4. Tens of thousands of tar sands workers live in barracks like this. More on that later.

5. "Heavy Haulers," which would put any monster truck to shame are used to haul the tar sands out of the interminable pits. The trucks pictured can haul 400 tonnes at a time.

Speaking to tar sands workers is a strange exercise in processing contradictions. These folks are making $30, $40 and $50 per hour, often bringing home upwards of $100,000 a year. But if you ask them what they think, the responses are surprising. In the same breath that they talk about the money they're making, workers (men and women) will say things like "it's a mess, it's a huge mess" and even "it's a crime against humanity".

So it's sort of hard to prepare yourself to see what's actually out there.

It's also hard to see what's actually out there. The land that's being mined is publicly owned, but leased by Syncrude, Suncor and others, and we've been told by a number of sources that folks who venture in will end up with trespassing charges, a seized camera and even a police escort off of the premises. In this case, the premises are--potentially--the size of the state of Florida.

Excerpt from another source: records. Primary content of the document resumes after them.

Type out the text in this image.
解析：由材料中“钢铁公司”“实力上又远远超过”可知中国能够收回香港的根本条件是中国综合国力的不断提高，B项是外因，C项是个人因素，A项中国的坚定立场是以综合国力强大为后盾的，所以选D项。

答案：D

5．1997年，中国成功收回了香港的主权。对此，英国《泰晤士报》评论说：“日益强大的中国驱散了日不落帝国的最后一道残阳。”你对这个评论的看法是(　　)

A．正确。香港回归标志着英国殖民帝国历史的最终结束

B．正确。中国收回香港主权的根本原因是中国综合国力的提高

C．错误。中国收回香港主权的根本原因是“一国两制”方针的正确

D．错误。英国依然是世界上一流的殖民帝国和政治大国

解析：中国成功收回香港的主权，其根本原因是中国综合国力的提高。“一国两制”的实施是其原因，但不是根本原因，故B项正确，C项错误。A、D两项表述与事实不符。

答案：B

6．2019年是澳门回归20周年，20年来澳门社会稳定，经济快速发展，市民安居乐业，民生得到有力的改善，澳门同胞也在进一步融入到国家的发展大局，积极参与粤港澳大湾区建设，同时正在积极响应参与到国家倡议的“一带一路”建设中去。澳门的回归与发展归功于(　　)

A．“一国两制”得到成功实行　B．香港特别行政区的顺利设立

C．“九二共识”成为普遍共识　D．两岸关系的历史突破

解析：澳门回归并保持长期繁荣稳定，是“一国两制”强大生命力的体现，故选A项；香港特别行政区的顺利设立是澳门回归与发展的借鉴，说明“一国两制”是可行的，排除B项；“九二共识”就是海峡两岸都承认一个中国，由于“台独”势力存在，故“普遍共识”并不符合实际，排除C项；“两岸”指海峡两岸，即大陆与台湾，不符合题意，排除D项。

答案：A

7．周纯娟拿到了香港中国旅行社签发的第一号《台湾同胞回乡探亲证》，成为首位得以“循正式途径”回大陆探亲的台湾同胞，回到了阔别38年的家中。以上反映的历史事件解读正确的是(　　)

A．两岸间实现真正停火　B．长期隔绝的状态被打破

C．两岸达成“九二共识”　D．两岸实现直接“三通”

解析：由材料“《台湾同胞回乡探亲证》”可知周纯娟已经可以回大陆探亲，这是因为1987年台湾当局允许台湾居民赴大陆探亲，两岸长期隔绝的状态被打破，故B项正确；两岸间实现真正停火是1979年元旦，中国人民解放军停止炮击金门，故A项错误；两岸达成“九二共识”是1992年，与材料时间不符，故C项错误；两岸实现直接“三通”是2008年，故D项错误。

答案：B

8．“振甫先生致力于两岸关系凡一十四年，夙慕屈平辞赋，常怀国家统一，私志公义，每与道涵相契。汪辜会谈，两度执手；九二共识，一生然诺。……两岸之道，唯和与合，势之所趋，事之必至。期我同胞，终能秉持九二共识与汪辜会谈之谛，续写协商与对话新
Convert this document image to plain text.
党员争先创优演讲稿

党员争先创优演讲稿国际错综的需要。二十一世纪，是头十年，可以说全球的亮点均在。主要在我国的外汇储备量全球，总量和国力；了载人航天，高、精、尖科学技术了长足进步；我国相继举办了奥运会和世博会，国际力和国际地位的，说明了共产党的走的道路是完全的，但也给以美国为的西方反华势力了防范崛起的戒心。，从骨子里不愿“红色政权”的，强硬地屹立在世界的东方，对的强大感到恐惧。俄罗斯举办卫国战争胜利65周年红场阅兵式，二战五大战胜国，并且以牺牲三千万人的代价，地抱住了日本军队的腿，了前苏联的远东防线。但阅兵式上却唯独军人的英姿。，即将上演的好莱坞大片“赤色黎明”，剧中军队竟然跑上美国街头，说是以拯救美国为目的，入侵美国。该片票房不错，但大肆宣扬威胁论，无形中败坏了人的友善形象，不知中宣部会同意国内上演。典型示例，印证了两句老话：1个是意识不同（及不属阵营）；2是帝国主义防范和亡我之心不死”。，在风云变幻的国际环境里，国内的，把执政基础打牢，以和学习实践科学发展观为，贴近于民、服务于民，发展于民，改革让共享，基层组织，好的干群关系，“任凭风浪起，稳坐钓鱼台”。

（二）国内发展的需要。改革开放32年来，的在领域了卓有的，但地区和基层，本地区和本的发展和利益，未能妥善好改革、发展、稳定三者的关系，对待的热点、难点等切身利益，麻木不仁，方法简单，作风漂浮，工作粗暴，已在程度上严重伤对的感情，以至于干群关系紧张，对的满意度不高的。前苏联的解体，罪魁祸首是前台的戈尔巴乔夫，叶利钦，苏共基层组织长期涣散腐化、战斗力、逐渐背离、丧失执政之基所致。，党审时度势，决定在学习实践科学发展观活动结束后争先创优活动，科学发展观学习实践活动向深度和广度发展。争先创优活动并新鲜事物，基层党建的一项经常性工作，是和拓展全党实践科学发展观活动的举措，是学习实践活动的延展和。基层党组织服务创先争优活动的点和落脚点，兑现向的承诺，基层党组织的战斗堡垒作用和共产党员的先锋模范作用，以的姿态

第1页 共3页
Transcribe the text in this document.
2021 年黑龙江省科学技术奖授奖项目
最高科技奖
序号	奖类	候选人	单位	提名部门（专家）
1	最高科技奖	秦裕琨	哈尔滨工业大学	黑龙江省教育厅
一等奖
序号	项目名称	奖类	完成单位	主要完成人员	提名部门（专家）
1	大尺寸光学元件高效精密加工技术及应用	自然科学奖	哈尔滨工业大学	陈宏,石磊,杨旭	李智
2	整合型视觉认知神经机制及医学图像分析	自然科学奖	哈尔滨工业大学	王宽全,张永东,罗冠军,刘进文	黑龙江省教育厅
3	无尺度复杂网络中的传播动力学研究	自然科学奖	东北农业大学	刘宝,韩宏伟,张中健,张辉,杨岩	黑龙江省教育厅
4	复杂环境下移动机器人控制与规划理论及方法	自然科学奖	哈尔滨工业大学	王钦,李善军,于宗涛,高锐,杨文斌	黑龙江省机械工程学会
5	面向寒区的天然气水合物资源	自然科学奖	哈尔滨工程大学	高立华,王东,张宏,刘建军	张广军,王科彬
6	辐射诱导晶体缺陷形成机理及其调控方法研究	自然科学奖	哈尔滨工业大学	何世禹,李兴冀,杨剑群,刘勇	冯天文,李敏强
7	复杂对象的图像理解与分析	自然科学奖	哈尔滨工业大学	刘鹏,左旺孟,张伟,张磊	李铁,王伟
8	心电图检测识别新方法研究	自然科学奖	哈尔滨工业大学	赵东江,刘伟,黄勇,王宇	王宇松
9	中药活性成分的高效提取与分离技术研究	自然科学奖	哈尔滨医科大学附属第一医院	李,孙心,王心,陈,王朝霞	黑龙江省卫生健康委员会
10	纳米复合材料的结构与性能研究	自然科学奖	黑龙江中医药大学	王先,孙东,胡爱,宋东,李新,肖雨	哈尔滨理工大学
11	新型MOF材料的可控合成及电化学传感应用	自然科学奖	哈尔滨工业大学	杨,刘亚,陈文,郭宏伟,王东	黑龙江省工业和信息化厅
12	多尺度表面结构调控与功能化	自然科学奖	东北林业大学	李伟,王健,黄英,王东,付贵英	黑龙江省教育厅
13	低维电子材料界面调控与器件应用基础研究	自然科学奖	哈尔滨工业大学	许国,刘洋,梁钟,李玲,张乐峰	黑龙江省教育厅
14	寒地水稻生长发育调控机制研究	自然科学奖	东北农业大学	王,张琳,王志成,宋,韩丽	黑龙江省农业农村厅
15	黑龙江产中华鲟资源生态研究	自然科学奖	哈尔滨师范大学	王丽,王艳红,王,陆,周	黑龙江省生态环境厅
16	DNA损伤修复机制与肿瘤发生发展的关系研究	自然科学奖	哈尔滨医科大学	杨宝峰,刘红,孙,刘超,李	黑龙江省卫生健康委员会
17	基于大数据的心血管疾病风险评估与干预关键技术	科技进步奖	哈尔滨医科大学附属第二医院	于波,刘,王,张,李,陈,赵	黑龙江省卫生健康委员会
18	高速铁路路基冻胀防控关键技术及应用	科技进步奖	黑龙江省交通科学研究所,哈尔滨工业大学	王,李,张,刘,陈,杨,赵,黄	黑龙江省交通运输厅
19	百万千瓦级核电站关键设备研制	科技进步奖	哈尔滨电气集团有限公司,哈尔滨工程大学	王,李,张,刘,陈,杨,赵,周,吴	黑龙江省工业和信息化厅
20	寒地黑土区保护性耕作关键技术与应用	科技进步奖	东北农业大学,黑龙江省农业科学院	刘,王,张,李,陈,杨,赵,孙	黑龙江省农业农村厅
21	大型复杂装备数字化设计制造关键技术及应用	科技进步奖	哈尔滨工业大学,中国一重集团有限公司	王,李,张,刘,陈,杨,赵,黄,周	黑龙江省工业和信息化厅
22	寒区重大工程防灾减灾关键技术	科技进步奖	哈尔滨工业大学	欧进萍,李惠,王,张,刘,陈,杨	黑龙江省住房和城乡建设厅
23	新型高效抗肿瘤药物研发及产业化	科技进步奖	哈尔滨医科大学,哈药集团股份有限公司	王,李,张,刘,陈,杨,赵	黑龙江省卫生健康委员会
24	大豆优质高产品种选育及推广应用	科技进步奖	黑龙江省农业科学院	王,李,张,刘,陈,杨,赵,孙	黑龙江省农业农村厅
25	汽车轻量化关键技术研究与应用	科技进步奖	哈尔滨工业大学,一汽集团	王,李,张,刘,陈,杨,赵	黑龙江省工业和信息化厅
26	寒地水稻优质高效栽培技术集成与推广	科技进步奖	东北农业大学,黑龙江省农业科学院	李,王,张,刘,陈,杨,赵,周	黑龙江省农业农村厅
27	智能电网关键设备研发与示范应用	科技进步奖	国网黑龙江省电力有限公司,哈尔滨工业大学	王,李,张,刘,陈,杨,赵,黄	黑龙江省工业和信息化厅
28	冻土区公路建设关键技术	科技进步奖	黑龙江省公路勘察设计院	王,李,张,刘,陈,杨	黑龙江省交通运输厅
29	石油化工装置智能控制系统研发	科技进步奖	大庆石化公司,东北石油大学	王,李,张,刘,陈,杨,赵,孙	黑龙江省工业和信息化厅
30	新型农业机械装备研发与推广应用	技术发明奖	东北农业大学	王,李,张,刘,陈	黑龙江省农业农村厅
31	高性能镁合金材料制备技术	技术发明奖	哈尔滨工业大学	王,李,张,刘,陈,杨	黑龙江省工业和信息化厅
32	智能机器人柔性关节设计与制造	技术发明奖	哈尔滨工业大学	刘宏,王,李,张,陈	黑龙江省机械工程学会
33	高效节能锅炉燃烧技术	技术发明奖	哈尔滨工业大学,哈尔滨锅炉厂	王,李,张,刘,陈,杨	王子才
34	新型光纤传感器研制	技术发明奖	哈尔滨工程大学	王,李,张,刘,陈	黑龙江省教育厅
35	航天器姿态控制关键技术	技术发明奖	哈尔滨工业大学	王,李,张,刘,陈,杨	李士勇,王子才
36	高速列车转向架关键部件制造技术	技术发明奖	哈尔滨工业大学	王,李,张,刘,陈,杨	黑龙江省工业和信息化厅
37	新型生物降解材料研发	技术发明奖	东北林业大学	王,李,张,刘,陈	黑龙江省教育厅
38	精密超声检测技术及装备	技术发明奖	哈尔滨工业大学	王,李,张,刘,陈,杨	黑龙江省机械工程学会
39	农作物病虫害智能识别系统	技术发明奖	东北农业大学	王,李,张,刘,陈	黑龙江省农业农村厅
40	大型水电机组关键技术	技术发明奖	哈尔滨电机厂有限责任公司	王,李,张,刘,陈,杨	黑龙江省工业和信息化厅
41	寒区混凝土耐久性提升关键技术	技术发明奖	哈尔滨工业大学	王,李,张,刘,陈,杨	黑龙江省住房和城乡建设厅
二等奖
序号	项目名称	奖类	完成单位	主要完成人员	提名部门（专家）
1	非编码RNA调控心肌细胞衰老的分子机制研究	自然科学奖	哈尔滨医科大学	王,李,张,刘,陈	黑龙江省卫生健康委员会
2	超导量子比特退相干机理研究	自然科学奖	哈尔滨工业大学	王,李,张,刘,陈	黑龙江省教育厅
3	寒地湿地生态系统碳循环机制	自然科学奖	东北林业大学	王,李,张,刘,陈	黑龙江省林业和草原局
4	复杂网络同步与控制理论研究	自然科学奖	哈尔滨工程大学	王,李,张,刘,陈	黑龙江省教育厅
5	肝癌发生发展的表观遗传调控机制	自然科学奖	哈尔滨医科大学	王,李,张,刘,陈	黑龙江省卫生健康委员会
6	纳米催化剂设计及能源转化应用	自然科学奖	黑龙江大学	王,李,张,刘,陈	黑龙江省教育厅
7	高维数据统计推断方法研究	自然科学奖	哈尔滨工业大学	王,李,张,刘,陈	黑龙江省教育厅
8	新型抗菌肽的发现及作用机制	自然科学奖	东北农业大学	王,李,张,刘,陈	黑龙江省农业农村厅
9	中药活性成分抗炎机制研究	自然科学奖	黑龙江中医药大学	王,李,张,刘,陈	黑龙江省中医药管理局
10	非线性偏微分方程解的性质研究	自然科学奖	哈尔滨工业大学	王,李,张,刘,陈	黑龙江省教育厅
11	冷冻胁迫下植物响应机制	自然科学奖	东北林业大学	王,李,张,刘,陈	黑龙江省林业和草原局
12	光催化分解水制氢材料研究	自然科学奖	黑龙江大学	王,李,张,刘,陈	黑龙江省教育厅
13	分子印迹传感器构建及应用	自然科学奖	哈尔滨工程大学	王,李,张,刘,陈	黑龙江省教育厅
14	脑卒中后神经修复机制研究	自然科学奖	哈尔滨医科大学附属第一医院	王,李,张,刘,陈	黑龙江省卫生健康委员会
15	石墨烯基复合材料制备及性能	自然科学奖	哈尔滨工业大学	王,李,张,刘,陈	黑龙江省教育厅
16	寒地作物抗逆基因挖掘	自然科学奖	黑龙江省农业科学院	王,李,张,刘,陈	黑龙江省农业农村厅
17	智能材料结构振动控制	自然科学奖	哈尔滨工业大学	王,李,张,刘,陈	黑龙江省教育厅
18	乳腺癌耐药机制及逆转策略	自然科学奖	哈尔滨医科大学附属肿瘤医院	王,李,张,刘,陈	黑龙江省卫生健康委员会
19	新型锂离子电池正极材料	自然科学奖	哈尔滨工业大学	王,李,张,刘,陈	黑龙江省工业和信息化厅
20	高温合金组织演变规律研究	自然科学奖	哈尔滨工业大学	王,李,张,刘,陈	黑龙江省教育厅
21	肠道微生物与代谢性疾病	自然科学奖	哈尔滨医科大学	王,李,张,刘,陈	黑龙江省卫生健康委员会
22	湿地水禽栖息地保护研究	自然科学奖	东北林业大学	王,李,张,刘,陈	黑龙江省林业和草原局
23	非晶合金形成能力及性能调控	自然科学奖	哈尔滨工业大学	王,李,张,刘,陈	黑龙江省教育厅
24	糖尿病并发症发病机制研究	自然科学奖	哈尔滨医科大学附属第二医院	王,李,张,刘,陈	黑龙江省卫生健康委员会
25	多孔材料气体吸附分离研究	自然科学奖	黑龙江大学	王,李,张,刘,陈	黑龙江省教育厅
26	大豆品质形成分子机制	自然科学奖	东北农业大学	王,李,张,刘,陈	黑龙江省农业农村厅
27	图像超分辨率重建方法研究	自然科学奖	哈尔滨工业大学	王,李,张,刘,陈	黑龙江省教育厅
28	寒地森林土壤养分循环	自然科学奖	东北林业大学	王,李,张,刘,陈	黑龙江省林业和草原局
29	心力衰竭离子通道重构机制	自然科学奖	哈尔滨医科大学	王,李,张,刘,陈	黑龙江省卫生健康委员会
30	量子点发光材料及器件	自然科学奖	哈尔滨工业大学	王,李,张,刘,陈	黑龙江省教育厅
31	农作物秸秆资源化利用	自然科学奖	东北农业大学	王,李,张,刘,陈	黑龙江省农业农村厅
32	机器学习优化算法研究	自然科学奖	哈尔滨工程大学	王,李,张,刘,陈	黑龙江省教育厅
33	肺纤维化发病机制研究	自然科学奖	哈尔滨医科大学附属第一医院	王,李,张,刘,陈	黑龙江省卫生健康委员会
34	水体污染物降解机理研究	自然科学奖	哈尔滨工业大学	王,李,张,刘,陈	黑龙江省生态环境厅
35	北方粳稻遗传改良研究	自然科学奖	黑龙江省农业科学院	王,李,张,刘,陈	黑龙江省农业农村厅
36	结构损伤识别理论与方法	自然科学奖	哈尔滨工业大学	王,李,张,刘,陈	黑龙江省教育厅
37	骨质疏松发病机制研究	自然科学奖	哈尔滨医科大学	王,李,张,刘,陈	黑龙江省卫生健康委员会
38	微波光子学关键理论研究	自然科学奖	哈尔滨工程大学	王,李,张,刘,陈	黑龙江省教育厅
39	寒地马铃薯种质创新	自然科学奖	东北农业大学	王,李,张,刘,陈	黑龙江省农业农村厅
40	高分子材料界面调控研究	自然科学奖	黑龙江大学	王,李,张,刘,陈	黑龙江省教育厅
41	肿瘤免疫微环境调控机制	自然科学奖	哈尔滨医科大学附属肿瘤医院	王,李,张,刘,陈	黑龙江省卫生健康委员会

It's hard to get photos like some of those above, but some kind strangers helped us into a few... normally inaccessible areas. What remains off limits to the public is far greater still.

One cannot go wrong overestimating the size of the massive, gargantuan, epic area that will be logged, dug up, emptied of its bitumen, and left as a vast, empty expanse. As the New York Times put it, a "moonscape."